The steps to use EasyOCR for text recognition are as follows:

  1. Install the EasyOCR library: You can install the EasyOCR library using the pip command, for example pip install easyocr.

  2. Import EasyOCR library: Import EasyOCR library in Python code, for example import easyocr.

  3. Create OCR object: Create an OCR object, for example reader = easyocr.Reader(['en', 'zh']), specify the language to be recognized.

  4. Recognize text: Use the OCR object readtextmethod to recognize text in the image, for example result = reader.readtext('image.jpg').

  5. Process the recognition results: Process the recognition results as needed, such as extracting text content, location and confidence, etc.

The following is a simple example of using EasyOCR for text recognition:

import easyocr

# 创建OCR对象
reader = easyocr.Reader(['en', 'zh'])

# 识别文字
result = reader.readtext('image.jpg')

# 处理识别结果
for (text, bbox, confidence) in result:
    print(f'Text: {text}, Bbox: {bbox}, Confidence: {confidence}')

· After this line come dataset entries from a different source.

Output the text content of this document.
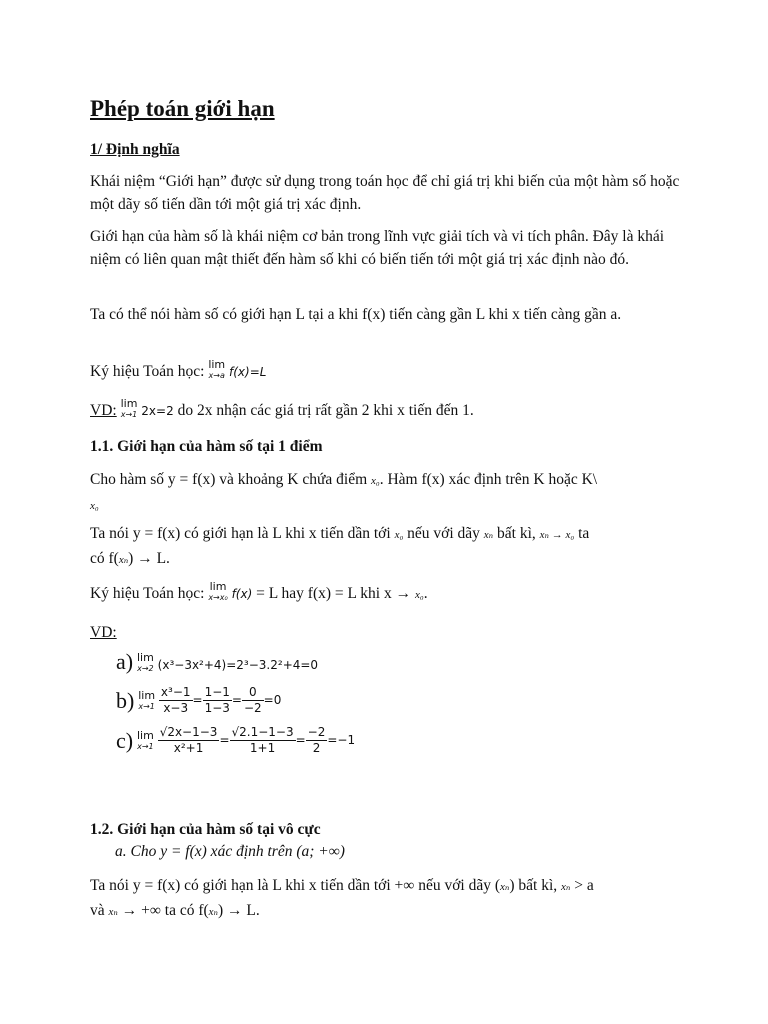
Phép toán giới hạn
1/ Định nghĩa
Khái niệm “Giới hạn” được sử dụng trong toán học để chỉ giá trị khi biến của một hàm số hoặc một dãy số tiến dần tới một giá trị xác định.
Giới hạn của hàm số là khái niệm cơ bản trong lĩnh vực giải tích và vi tích phân. Đây là khái niệm có liên quan mật thiết đến hàm số khi có biến tiến tới một giá trị xác định nào đó.
Ta có thể nói hàm số có giới hạn L tại a khi f(x) tiến càng gần L khi x tiến càng gần a.
Ký hiệu Toán học: lim
x→a f(x)=L
VD: lim
x→1 2x=2 do 2x nhận các giá trị rất gần 2 khi x tiến đến 1.
1.1. Giới hạn của hàm số tại 1 điểm
Cho hàm số y = f(x) và khoảng K chứa điểm x₀. Hàm f(x) xác định trên K hoặc K\
x₀
Ta nói y = f(x) có giới hạn là L khi x tiến dần tới x₀ nếu với dãy xₙ bất kì, xₙ → x₀ ta
có f(xₙ) → L.
Ký hiệu Toán học: lim
x→x₀ f(x) = L hay f(x) = L khi x → x₀.
VD:
a) lim
x→2 (x³−3x²+4)=2³−3.2²+4=0
b) lim
x→1
$\frac{\text{x³−1}}{x-3} = \frac{1-1}{1-3} = \frac{0}{-2} =0$
c) lim
x→1
$\frac{√2x-1-3}{\text{x²+1}} = \frac{√2.1-1-3}{1+1} = \frac{-2}{2} =-1$
1.2. Giới hạn của hàm số tại vô cực
a. Cho y = f(x) xác định trên (a; +∞)
Ta nói y = f(x) có giới hạn là L khi x tiến dần tới +∞ nếu với dãy (xₙ) bất kì, xₙ > a
và xₙ → +∞ ta có f(xₙ) → L.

In this example, we first create an OCR object and specify the languages ​​to be recognized as English and Chinese. Then, we use readtextthe method of the OCR object to perform text recognition on the image file and return a list containing the recognition results. Finally, we loop through the recognition results and print the content, location, and confidence of each text.

5. Summary

This article introduces several commonly used OCR libraries in Python and provides corresponding code examples. These libraries can help us perform text recognition in interface automation work, thereby achieving more automated functions and tasks. Based on actual needs, you can choose an OCR library that suits you and combine it with other tools and technologies to complete more complex interface automation work.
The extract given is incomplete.